The project at hand needs to fetch data from a Web site that is rendered with JS. Using the usual httpclient to grab back the page is no data. Baidu on the Internet a bit, we recommend the plan is to use PHANTOMJS. PHANTOMJS is a WebKit browser with no interface, and can use JS rendering page consistent with browser effect. Selenium is a Web testing framework. Use selenium to operate PHANTOMJS. But the online example is mostly python. Helpless, downloaded the Python follow the tutorial to do a bit, stuck in the selenium import problem. Then give up, or use their usual C # bar, do not believe that C # did not. After half an hour of tossing and fix (python toss for one hours). Record this blog post, let me wait for the new C # Novice can use the PHANTOMJS.
First step: Open a new console project in Visual Studio 2017 and open the NuGet Package Manager.
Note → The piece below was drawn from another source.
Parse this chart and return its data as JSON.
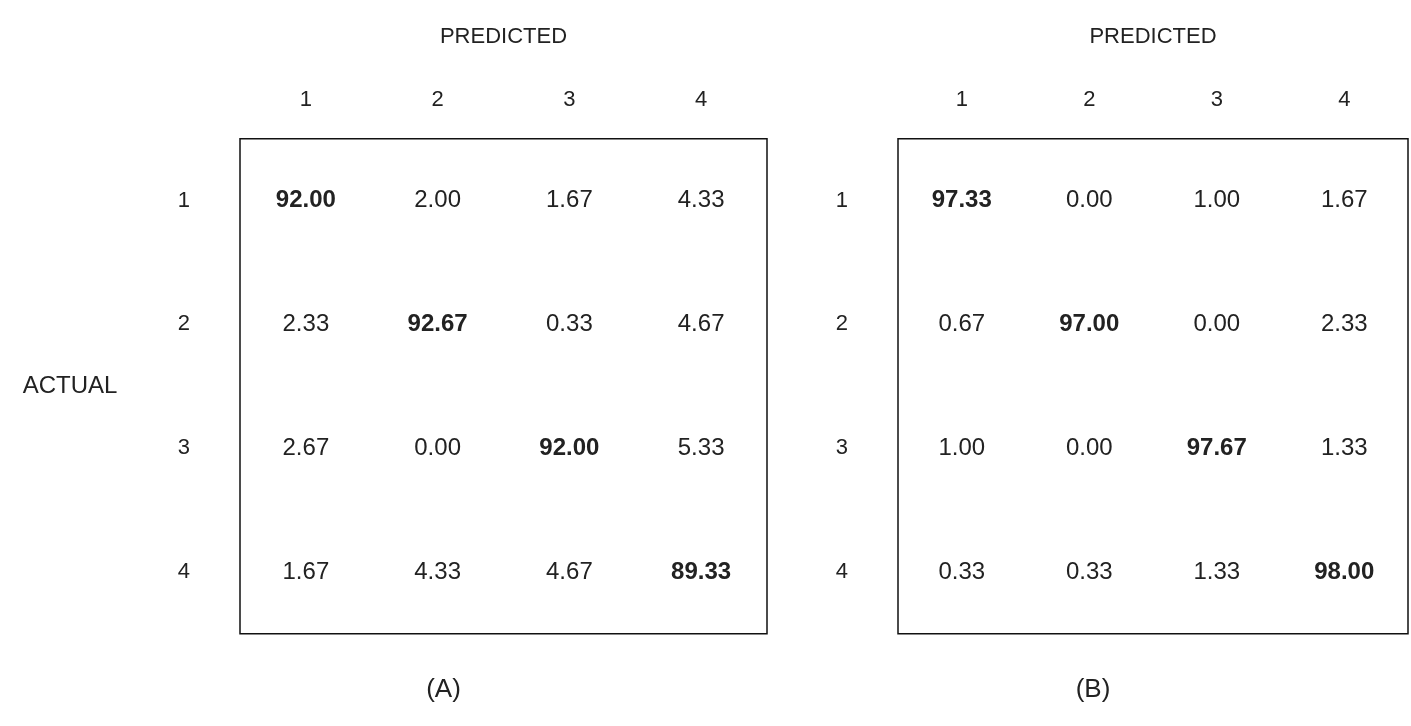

Part II: Search Selenium, install Selenium.webdriver. Note: If you want to use a proxy, it is best to install version 3.0.0.
Step three: Write down the code as shown. But the execution of the time will be error. The reason is that PhantomJS.exe cannot be found. This time you can download one, or you can continue to see the fourth step.
Using openqa.selenium;using openqa.selenium.phantomjs;using System;namespace consoleapp1{class Program {static void Main (string[] args) { var url = "Http://www.baidu.com"; Iwebdriver Driver = new Phantomjsdriver (Getphantomjsdriverservice ()); Driver. Navigate (). Gotourl (URL); Console.WriteLine (Driver. Pagesource); Console.read (); } private static Phantomjsdriverservice Getphantomjsdriverservice () { Phantomjsdriverservice PDS = Phantomjsdriverservice.createdefaultservice (); Set the proxy server address //pds. Proxy = $ "{ip}:{port}"; Set Proxy server authentication information //pds. Proxyauthentication = Getproxyauthorization (); return PDS; } }}
Fourth step: Open NuGet to install the Selenium.PhantomJS.WebDriver package.
Fifth step: Run. You can see that the Phantomjs.exe is downloaded automatically.
OK, so that you can start your data capture great cause.